Table B1 illustrates the results of this process. It presents annual values for occupational sex composition for every year of PSID data used in this analysis (1981-2013), separately by gender. It also provides the sample size of married men and women for each of these years. As is to be expected, regardless of the year, women work in mostly-female (65-71% female) occupations and men work in mostly-male occupations (26-32% female). There is a slow trend toward occupational desegregation over time, with men’s occupations becoming slightly more-female and women’s occupations becoming slightly less-female.

Occupational Sex Composition as a Measure of Gendered Employment

Occupational sex composition, calculated as described above, is based on national trends and may not capture individual experiences of gendered employment—that is, a given occupation’s composition may vary at the local or establishment level, altering individual experiences of employment in that occupation. However, as I will explain below, national trends may actually have greater theoretical and practical salience than individual experiences. In addition, national trends and individual experiences are in fact highly correlated—national-level measures of occupational sex composition are a good proxy for individual experiences, especially in strongly-gendered occupations. Finally, any measurement error whereby individual experiences differ from national level trends is more likely to create random “noise” in the data, increasing standard errors, than to systematically bias coefficient estimates.

Theoretical Salience of National Trends and Individual Experience

I consider three theoretical perspectives: gender-deviance neutralization (GDN), self-selection into occupations, and occupational acclimation. For both GDN and self-selection into occupations, it is the popular perception of occupations as male or female-typed that is most salient, regardless of an individual’s actual workplace sex composition. That is, both of these theories address the gendered stereotypes labeling occupations as “normal” or “suitable” for a given gender, and as requiring gender-typed behavior. Occupational sex composition is a very good proxy for this aspect of occupational gender-typing. The degree of sex-segregation in an occupation is directly related the expectation that gender-stereotypical traits are required for success in that occupation (Cejka & Eagly, 1999). Also, as discussed in more detail below, there is very little regional variation in the sex composition of occupations that are skewed male or female (gender-mixed occupations exhibit greater regional variation: Perales and Vidal, 2015).

In contrast, occupational acclimation proposes that gendered work experiences might alter housework performance over time. This might occur through contact with co-workers, the experience of performing male or female-typed tasks on the job, or an adjustment of gender attitudes resulting from the social image of employment in a gender-(a)typical occupation.

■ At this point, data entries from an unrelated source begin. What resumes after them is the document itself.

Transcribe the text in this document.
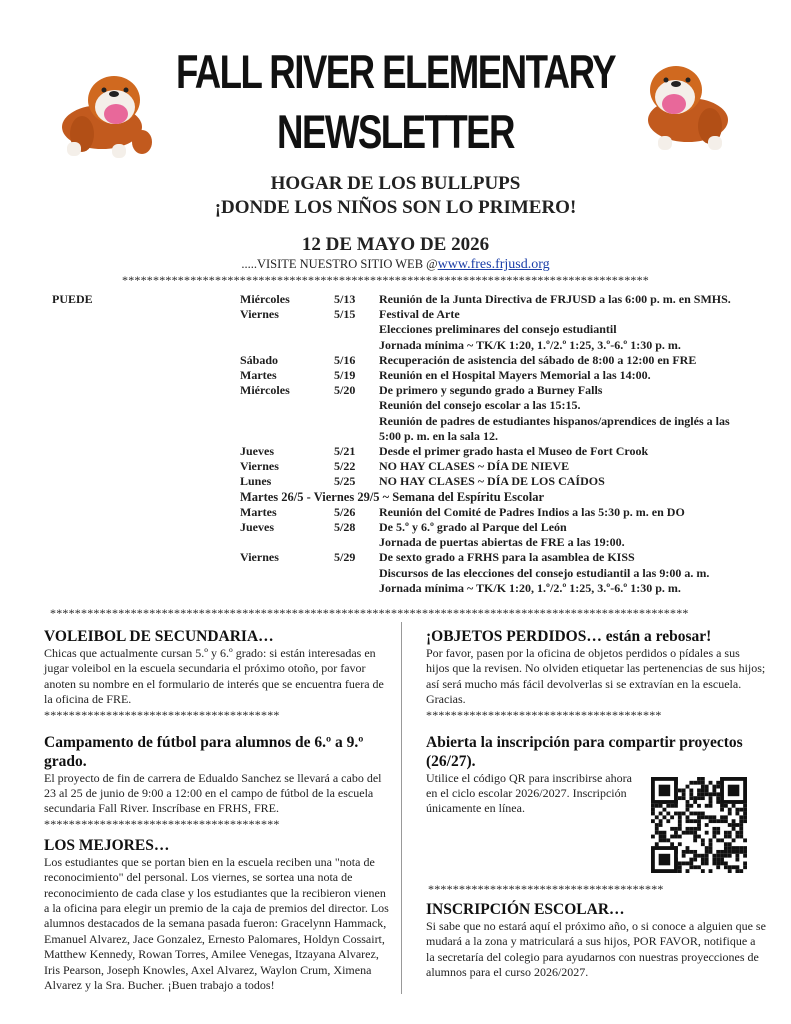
FALL RIVER ELEMENTARY
NEWSLETTER
HOGAR DE LOS BULLPUPS
¡DONDE LOS NIÑOS SON LO PRIMERO!
12 DE MAYO DE 2026
.....VISITE NUESTRO SITIO WEB @www.fres.frjusd.org
*************************************************************************************
PUEDE	Miércoles	5/13	Reunión de la Junta Directiva de FRJUSD a las 6:00 p. m. en SMHS.
Viernes	5/15	Festival de Arte
Elecciones preliminares del consejo estudiantil
Jornada mínima ~ TK/K 1:20, 1.º/2.º 1:25, 3.º-6.º 1:30 p. m.
Sábado	5/16	Recuperación de asistencia del sábado de 8:00 a 12:00 en FRE
Martes	5/19	Reunión en el Hospital Mayers Memorial a las 14:00.
Miércoles	5/20	De primero y segundo grado a Burney Falls
Reunión del consejo escolar a las 15:15.
Reunión de padres de estudiantes hispanos/aprendices de inglés a las 5:00 p. m. en la sala 12.
Jueves	5/21	Desde el primer grado hasta el Museo de Fort Crook
Viernes	5/22	NO HAY CLASES ~ DÍA DE NIEVE
Lunes	5/25	NO HAY CLASES ~ DÍA DE LOS CAÍDOS
Martes 26/5 - Viernes 29/5 ~ Semana del Espíritu Escolar
Martes	5/26	Reunión del Comité de Padres Indios a las 5:30 p. m. en DO
Jueves	5/28	De 5.º y 6.º grado al Parque del León
Jornada de puertas abiertas de FRE a las 19:00.
Viernes	5/29	De sexto grado a FRHS para la asamblea de KISS
Discursos de las elecciones del consejo estudiantil a las 9:00 a. m.
Jornada mínima ~ TK/K 1:20, 1.º/2.º 1:25, 3.º-6.º 1:30 p. m.
*******************************************************************************************************
VOLEIBOL DE SECUNDARIA…
Chicas que actualmente cursan 5.º y 6.º grado: si están interesadas en jugar voleibol en la escuela secundaria el próximo otoño, por favor anoten su nombre en el formulario de interés que se encuentra fuera de la oficina de FRE.
**************************************
Campamento de fútbol para alumnos de 6.º a 9.º grado.
El proyecto de fin de carrera de Edualdo Sanchez se llevará a cabo del 23 al 25 de junio de 9:00 a 12:00 en el campo de fútbol de la escuela secundaria Fall River. Inscríbase en FRHS, FRE.
**************************************
LOS MEJORES…
Los estudiantes que se portan bien en la escuela reciben una "nota de reconocimiento" del personal. Los viernes, se sortea una nota de reconocimiento de cada clase y los estudiantes que la recibieron vienen a la oficina para elegir un premio de la caja de premios del director. Los alumnos destacados de la semana pasada fueron: Gracelynn Hammack, Emanuel Alvarez, Jace Gonzalez, Ernesto Palomares, Holdyn Cossairt, Matthew Kennedy, Rowan Torres, Amilee Venegas, Itzayana Alvarez, Iris Pearson, Joseph Knowles, Axel Alvarez, Waylon Crum, Ximena Alvarez y la Sra. Bucher. ¡Buen trabajo a todos!
¡OBJETOS PERDIDOS… están a rebosar!
Por favor, pasen por la oficina de objetos perdidos o pídales a sus hijos que la revisen. No olviden etiquetar las pertenencias de sus hijos; así será mucho más fácil devolverlas si se extravían en la escuela. Gracias.
**************************************
Abierta la inscripción para compartir proyectos (26/27).
Utilice el código QR para inscribirse ahora en el ciclo escolar 2026/2027. Inscripción únicamente en línea.
**************************************
INSCRIPCIÓN ESCOLAR…
Si sabe que no estará aquí el próximo año, o si conoce a alguien que se mudará a la zona y matriculará a sus hijos, POR FAVOR, notifique a la secretaría del colegio para ayudarnos con nuestras proyecciones de alumnos para el curso 2026/2027.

The first of these process, interactions with co-workers, depends on the sex composition of the workplace—I consider the degree to which occupational sex composition reflects workplace sex composition below. But the latter two processes depend on the sex composition of the occupation, not that of the workplace. Thus, overall, it is actually the sex composition of the occupation that is theoretically relevant, not the sex composition of the workplace. Moreover, it is largely the perception of an occupation as male or female-typed that is relevant, and local or workplace variations in occupational sex composition may not impact these widely-shared perceptions.